Table of Contents
As Duke Economics professor Dan Ariely once famously said, big data is a lot like teenage sex: everyone talks about it, no one really knows how to do it, everyone thinks everyone else is doing it, so everyone claims they are doing it.
As you might have heard, or felt in your own recruiting efforts, Data Scientists are a veritable rare bird to find, let alone recruit. However, one could argue that a large reason for this perceived scarcity is the fact that many people think of Data Science as a catch-all role. They are consequently looking for Data Scientists who can build and maintain a data warehouse, can set up a data pipeline for analysis, run analyses that reveal groundbreaking insights every time, then turn around and build resilient production systems running perfectly optimized machine learning algorithms that automate said analyses and predictions, and run them seamlessly every time a customer logs in.
Talk about wishful thinking! Given this job description, it is no wonder that positions remain unfilled for months, and even years at a time, while companies sit on unproductive big data assets that could otherwise give them a solid competitive edge in the marketplace.
On the contrary, in my experience, great data scientists are rarely lone wolves, working in solitude and only emerging occasionally to utter brilliant insights. In most companies that use it successfully, data science is a team sport, where data analysts, engineers and scientists work together.
Here is a brief overview of what each of these professionals do, and how they complement each other.
- Edlitera Corporate Training
- What Is The Difference Between Data Analytics, Predictive Analytics and Data Science?
What Does a Data Analyst Do?
Data analysts are interpreters of structured data. They are spreadsheet whizzes, and write SQL queries to extract data from relational databases. Data analysts can be found in many functional groups within a company, including: finance, marketing, operations, and business intelligence.
While this role does not get nearly the same level of publicity as the more glamorous-sounding data scientist and data engineer, it can be a very fulfilling job in the right company, as well as a gateway to higher-level analytics positions.

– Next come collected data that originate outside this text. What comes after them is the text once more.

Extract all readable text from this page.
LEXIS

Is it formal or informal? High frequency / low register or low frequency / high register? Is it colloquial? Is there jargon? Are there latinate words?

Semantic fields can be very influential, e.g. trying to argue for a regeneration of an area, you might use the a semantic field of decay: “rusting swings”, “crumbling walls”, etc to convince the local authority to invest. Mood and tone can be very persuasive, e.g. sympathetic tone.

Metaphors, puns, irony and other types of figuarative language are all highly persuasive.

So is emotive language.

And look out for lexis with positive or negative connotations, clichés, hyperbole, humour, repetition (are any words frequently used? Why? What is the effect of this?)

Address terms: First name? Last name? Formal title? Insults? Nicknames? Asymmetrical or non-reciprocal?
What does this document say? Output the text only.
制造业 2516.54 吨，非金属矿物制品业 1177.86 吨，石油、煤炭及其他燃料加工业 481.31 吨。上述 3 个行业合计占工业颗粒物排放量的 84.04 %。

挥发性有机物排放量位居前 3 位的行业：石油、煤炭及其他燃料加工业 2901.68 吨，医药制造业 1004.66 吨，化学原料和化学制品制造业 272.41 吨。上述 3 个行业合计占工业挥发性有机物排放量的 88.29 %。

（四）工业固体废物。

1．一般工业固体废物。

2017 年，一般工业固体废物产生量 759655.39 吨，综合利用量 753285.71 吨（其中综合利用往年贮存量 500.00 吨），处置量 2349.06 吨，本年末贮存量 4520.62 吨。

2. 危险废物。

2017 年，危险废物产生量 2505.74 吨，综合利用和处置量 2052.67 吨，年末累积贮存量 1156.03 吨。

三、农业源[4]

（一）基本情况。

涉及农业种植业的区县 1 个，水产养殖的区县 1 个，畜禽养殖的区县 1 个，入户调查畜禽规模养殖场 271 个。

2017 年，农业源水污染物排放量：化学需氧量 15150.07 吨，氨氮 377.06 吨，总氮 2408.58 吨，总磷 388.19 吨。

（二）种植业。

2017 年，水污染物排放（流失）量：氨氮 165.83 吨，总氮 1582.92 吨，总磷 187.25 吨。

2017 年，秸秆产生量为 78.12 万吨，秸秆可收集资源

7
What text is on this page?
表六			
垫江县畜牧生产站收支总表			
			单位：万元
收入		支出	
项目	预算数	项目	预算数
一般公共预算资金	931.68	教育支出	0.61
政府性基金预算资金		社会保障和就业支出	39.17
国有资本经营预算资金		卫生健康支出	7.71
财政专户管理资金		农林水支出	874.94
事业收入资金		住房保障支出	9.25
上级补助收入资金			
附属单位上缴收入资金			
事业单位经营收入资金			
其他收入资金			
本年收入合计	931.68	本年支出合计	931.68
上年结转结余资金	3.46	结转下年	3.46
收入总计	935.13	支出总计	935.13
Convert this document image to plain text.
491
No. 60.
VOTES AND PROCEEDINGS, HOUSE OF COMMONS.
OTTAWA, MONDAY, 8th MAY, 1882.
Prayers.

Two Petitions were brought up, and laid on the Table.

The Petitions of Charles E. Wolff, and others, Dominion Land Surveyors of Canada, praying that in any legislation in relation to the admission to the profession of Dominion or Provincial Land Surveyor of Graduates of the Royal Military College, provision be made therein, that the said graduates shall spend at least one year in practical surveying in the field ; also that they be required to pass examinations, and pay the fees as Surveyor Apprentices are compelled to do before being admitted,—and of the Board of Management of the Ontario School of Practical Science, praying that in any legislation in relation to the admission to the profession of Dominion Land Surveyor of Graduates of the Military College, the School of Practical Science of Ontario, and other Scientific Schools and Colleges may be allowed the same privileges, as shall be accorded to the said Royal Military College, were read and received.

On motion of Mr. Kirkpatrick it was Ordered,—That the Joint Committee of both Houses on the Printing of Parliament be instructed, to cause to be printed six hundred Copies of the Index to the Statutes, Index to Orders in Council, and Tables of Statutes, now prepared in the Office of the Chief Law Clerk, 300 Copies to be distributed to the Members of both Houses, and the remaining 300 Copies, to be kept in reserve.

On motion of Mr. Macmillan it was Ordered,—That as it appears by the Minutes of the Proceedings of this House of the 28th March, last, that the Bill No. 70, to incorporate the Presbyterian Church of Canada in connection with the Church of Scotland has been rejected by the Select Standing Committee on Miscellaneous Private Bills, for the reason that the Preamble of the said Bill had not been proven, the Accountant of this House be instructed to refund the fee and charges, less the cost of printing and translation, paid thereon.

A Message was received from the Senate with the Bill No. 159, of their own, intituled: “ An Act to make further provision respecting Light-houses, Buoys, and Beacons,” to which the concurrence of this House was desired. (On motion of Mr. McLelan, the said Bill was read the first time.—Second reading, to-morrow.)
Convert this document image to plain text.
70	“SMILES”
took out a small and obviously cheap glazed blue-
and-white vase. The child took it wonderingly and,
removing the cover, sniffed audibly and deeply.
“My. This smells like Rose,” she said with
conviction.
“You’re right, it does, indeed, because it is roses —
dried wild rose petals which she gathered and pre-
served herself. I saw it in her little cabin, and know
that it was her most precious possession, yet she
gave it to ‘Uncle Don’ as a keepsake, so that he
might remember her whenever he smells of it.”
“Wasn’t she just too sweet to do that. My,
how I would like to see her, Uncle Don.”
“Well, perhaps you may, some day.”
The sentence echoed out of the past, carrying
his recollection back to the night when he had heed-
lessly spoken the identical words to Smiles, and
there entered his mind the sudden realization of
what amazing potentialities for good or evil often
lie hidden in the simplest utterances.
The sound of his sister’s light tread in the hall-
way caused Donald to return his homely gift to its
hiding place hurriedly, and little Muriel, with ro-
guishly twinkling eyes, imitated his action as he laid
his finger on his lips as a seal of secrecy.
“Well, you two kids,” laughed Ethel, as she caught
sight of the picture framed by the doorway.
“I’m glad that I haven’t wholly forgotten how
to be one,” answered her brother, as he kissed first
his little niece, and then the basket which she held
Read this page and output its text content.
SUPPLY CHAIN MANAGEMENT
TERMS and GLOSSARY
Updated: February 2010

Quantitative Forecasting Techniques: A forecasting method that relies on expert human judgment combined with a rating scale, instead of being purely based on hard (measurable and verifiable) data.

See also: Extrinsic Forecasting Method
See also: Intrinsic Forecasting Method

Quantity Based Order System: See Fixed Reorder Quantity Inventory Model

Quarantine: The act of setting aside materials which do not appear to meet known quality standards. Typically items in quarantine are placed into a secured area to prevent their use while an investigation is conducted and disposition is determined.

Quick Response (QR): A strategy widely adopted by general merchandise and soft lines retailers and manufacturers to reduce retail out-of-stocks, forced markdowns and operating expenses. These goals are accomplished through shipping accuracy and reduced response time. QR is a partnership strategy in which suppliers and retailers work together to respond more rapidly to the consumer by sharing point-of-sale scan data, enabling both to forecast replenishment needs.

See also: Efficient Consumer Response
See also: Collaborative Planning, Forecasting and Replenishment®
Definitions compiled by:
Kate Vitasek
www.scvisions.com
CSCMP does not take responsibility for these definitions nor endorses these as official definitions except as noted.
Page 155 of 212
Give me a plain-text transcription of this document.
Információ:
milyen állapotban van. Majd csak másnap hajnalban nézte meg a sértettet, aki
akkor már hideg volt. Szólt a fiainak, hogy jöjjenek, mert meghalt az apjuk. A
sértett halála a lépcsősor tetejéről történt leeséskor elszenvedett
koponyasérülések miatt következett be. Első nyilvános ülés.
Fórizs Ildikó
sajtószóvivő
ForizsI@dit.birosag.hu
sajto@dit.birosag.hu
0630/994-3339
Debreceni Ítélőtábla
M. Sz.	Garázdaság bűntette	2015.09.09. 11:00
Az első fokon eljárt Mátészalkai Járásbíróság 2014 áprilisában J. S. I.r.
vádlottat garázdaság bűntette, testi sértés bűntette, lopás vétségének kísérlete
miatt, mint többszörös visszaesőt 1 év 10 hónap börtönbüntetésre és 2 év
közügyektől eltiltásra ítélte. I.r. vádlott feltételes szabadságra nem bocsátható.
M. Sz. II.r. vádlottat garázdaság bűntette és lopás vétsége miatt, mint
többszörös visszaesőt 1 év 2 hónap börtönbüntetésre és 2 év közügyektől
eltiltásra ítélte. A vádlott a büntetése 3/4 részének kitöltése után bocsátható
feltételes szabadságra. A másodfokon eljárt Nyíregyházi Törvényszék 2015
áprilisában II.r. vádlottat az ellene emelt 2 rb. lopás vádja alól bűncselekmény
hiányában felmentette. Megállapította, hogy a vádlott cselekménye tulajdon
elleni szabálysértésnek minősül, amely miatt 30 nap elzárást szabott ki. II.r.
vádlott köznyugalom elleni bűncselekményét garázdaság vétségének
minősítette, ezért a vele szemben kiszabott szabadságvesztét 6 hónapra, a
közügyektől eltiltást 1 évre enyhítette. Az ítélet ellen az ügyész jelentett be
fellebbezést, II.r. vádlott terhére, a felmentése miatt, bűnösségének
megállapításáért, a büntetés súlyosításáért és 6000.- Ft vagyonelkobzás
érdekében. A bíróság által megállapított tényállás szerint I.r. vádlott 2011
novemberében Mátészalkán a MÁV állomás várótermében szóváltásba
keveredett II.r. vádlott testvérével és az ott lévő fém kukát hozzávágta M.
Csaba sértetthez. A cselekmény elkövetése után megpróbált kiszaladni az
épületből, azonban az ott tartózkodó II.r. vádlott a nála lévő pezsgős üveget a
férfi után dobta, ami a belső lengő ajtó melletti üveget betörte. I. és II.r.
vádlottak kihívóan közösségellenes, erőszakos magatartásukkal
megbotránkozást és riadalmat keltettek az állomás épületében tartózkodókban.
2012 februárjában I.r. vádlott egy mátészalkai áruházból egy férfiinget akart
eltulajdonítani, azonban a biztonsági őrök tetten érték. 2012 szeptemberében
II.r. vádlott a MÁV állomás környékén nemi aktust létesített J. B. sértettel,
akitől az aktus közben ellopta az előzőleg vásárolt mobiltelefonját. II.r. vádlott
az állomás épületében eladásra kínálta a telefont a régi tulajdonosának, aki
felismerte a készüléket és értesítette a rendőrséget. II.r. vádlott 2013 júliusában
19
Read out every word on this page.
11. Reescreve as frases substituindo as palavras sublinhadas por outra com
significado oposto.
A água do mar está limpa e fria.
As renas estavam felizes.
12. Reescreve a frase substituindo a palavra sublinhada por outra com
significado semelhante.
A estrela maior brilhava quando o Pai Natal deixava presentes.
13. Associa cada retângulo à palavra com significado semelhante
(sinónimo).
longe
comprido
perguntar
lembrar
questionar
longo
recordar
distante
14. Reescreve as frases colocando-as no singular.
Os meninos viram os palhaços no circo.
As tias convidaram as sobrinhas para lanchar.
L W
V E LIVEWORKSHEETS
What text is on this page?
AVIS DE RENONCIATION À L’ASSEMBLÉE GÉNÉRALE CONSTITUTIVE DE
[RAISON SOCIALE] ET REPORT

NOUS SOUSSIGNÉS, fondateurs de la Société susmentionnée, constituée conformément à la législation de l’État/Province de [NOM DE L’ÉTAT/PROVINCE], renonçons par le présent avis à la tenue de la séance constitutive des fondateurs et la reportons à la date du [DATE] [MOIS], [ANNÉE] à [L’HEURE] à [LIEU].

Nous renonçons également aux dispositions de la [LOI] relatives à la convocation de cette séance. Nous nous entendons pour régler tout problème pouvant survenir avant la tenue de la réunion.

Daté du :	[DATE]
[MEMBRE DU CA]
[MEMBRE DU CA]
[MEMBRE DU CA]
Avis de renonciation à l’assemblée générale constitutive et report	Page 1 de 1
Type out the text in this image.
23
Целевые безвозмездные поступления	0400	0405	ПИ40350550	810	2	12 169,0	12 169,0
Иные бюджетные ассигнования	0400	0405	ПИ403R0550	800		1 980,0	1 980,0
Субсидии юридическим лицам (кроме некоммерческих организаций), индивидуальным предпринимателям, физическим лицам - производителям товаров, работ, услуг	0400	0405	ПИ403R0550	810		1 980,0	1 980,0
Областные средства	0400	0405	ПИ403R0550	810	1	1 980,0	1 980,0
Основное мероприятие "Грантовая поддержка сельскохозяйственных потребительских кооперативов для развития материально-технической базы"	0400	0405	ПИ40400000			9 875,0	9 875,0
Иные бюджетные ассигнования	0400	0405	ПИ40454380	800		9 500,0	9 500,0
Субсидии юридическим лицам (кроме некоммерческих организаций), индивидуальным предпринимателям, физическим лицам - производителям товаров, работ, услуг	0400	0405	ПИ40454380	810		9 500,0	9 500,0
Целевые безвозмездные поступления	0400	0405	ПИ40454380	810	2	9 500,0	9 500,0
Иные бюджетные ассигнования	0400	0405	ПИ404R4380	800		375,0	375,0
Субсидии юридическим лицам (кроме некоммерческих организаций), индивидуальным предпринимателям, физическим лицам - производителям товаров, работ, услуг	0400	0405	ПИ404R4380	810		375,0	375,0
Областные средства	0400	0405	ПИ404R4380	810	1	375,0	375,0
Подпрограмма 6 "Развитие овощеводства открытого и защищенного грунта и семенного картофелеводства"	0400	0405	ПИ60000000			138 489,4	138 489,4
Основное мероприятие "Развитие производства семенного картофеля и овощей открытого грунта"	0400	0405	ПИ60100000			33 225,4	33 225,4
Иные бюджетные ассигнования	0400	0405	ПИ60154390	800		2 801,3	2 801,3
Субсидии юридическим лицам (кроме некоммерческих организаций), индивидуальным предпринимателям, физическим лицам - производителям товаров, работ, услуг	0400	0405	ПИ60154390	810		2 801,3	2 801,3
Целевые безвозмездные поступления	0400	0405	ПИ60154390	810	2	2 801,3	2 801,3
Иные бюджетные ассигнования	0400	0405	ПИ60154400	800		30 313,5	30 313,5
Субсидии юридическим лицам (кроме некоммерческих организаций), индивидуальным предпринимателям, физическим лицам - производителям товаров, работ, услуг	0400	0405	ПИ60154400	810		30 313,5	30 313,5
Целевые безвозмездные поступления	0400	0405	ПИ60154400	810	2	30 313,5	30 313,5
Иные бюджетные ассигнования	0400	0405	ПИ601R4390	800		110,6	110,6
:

Data analysts can have a lot of freedom in choosing the directions they take in their analyses, and they often have the opportunity to see their work directly informing management decisions on a daily basis, which can be very satisfying, and a great source of professional pride.
What's more, as a data analyst, you will develop highly transferable skills, which you can apply to many other roles in a variety of industries if you ever wish to change tracks in your career. In addition, this role offers exposure to a variety of tools and analysis techniques, which not only increase your marketability as a data analyst, but are also useful in data science work, which can often be the next step on the career ladder for a seasoned analyst.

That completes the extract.